Kamis, 05 Sep 2019, 14:00:07 WIB, 2 View Tim Redaksi, Kategori : News
Seluruh Fraksi Sepakat, Revisi UU KPK Selesai Dalam 3 Pekan - Gudang Berita Viral

gudangberitaviral.com – Badan Legislasi DPR RI menargetkan revisi Undang-Undang Nomor 30 Tahun 2002 tentang Komisi Pemberantasan Tindak Pidana Korupsi (UU KPK) bisa selesai dalam tiga pekan. Hal ini menyusul telah disepakatinya revisi UU KPK dalam sidang paripurna di Nusantara II, Senayan, Jakarta Pusat, Kamis (5/8).

Anggota Baleg DPR Hendrawan Supratikno bertekad mempercepat pembahasan revisi itu sehingga bisa selesai sebelum masa jabatan DPR periode 2014-2019 habis pada 30 September mendatang. Dia meyakini, revisi UU ini bisa selesai dalam waktu singkat karena seluruh fraksi sudah satu suara.



“Ada tekad untuk menyelesaikan masa sidang ini,” kata Hendrawan di Kompleks Parlemen, Senayan, Jakarta, Kamis (5/9).

Sebab dalam rapat paripurna, kata Hendrawan, seluruh fraksi telah bertekad untuk menyelesaikan revisi UU KPK. Sikap optimisnya ini muncul karena DPR sudah melakukan koordinasi dengan pemerintah.

“Nanti kita lihat (sikap pemerintah).
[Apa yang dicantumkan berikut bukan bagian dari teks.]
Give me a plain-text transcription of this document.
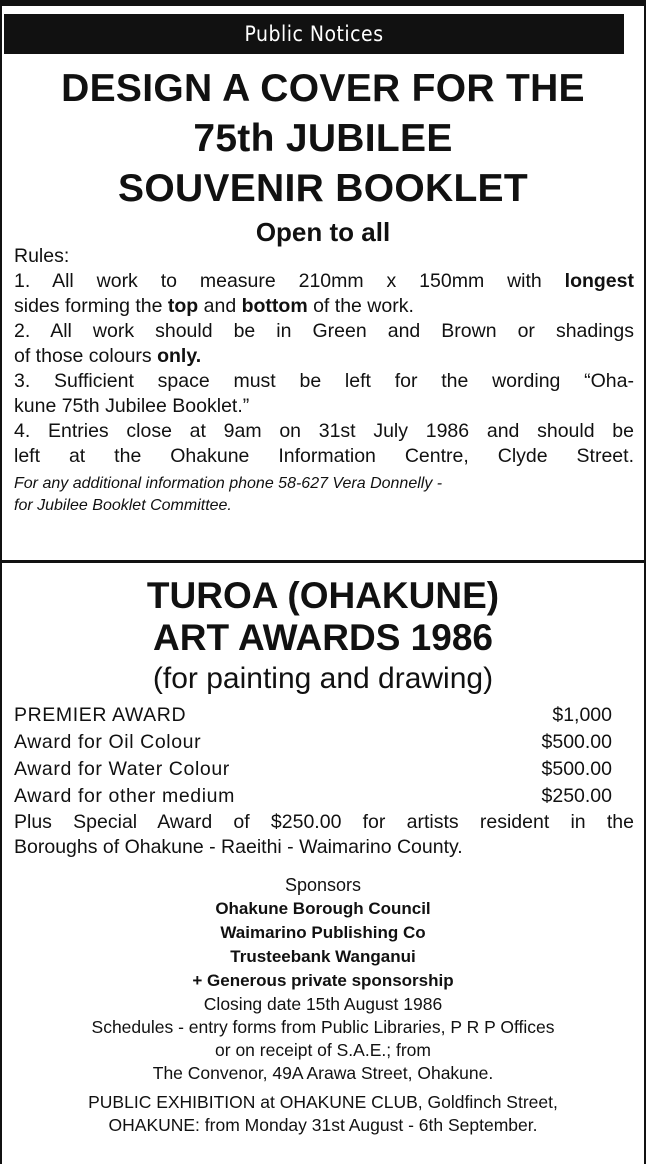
Public Notices
DESIGN A COVER FOR THE
75th JUBILEE
SOUVENIR BOOKLET
Open to all

Rules:

1. All work to measure 210mm x 150mm with longest

sides forming the top and bottom of the work.

2. All work should be in Green and Brown or shadings

of those colours only.

3. Sufficient space must be left for the wording “Oha-

kune 75th Jubilee Booklet.”

4. Entries close at 9am on 31st July 1986 and should be

left at the Ohakune Information Centre, Clyde Street.

For any additional information phone 58-627 Vera Donnelly -

for Jubilee Booklet Committee.

TUROA (OHAKUNE)
ART AWARDS 1986
(for painting and drawing)
PREMIER AWARD	$1,000
Award for Oil Colour	$500.00
Award for Water Colour	$500.00
Award for other medium	$250.00
Plus Special Award of $250.00 for artists resident in the
Boroughs of Ohakune - Raeithi - Waimarino County.
Sponsors
Ohakune Borough Council
Waimarino Publishing Co
Trusteebank Wanganui
+ Generous private sponsorship
Closing date 15th August 1986
Schedules - entry forms from Public Libraries, P R P Offices
or on receipt of S.A.E.; from
The Convenor, 49A Arawa Street, Ohakune.
PUBLIC EXHIBITION at OHAKUNE CLUB, Goldfinch Street,
OHAKUNE: from Monday 31st August - 6th September.
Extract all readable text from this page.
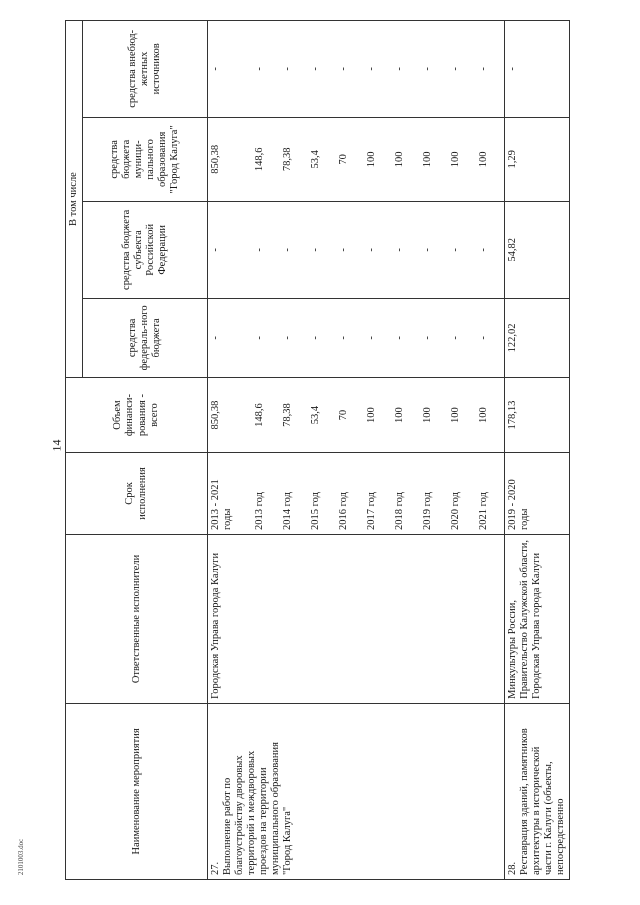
14
2101003.doc
Наименование мероприятия	Ответственные исполнители	Срок исполнения	Объем финанси-рования - всего	В том числе			
				средства федераль-ного бюджета	средства бюджета субъекта Российской Федерации	средства бюджета муници-пального образования "Город Калуга"	средства внебюд-жетных источников
27.Выполнение работ по благоустройству дворовых территорий и междворовых проездов на территории муниципального образования "Город Калуга"	Городская Управа города Калуги	2013 - 2021 годы	850,38	-	-	850,38	-
		2013 год	148,6	-	-	148,6	-
		2014 год	78,38	-	-	78,38	-
		2015 год	53,4	-	-	53,4	-
		2016 год	70	-	-	70	-
		2017 год	100	-	-	100	-
		2018 год	100	-	-	100	-
		2019 год	100	-	-	100	-
		2020 год	100	-	-	100	-
		2021 год	100	-	-	100	-
28.Реставрация зданий, памятников архитектуры в исторической части г. Калуги (объекты, непосредственно	Минкультуры России, Правительство Калужской области, Городская Управа города Калуги	2019 - 2020 годы	178,13	122,02	54,82	1,29	-
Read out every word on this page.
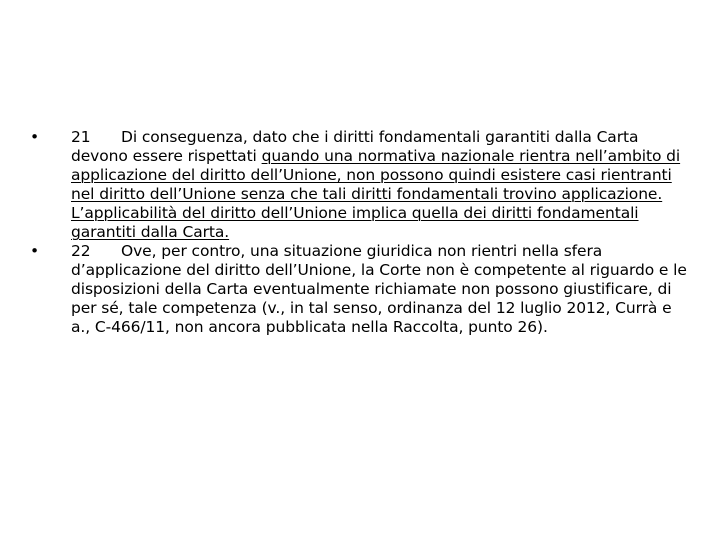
•	21 Di conseguenza, dato che i diritti fondamentali garantiti dalla Carta devono essere rispettati quando una normativa nazionale rientra nell’ambito di applicazione del diritto dell’Unione, non possono quindi esistere casi rientranti nel diritto dell’Unione senza che tali diritti fondamentali trovino applicazione. L’applicabilità del diritto dell’Unione implica quella dei diritti fondamentali garantiti dalla Carta.
•	22 Ove, per contro, una situazione giuridica non rientri nella sfera d’applicazione del diritto dell’Unione, la Corte non è competente al riguardo e le disposizioni della Carta eventualmente richiamate non possono giustificare, di per sé, tale competenza (v., in tal senso, ordinanza del 12 luglio 2012, Currà e a., C‑466/11, non ancora pubblicata nella Raccolta, punto 26).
Sebenarnya revisi ini sudah disepakati DPR dan pemerintah makanya masuk Prolegnas,” ucap Hendrawan.

Sementara itu, Wakil Ketua Komisi III DPR RI Desmond J Mahesa, mengklaim revisi Undang-Undang Nomor 30 Tahun 2002 tentang Komisi Pemberantasan Tindak Pidana Korupsi (UU KPK) bukan untuk melemahkan lembaga antirasuah. Dia menilai, beberapa pasal yang direvisi bertujuan untuk memberikan kepastian terhadap hukum.

Salah satu poin yang bakal direvisi adalah terkait surat penghentian penyidikan perkara atau SP3. Sebab, KPK tidak mengenal SP3 karena tidak ada dalam UU KPK. Politikus Gerindra ini menyebut, sebagai negara hukum sepantasnya diberikan kepastian hukum kepada warga negara.

“Dalam negara hukum harus ada SP3 karena ini bicara tentang kepastian hukum. Kalau ada pesan ini melemahkan kan dalam negara hukum harus ada kepastian hukum, kecuali Indonesia UU kita tidak bicara tentang negara hukum,” ucap Desmond.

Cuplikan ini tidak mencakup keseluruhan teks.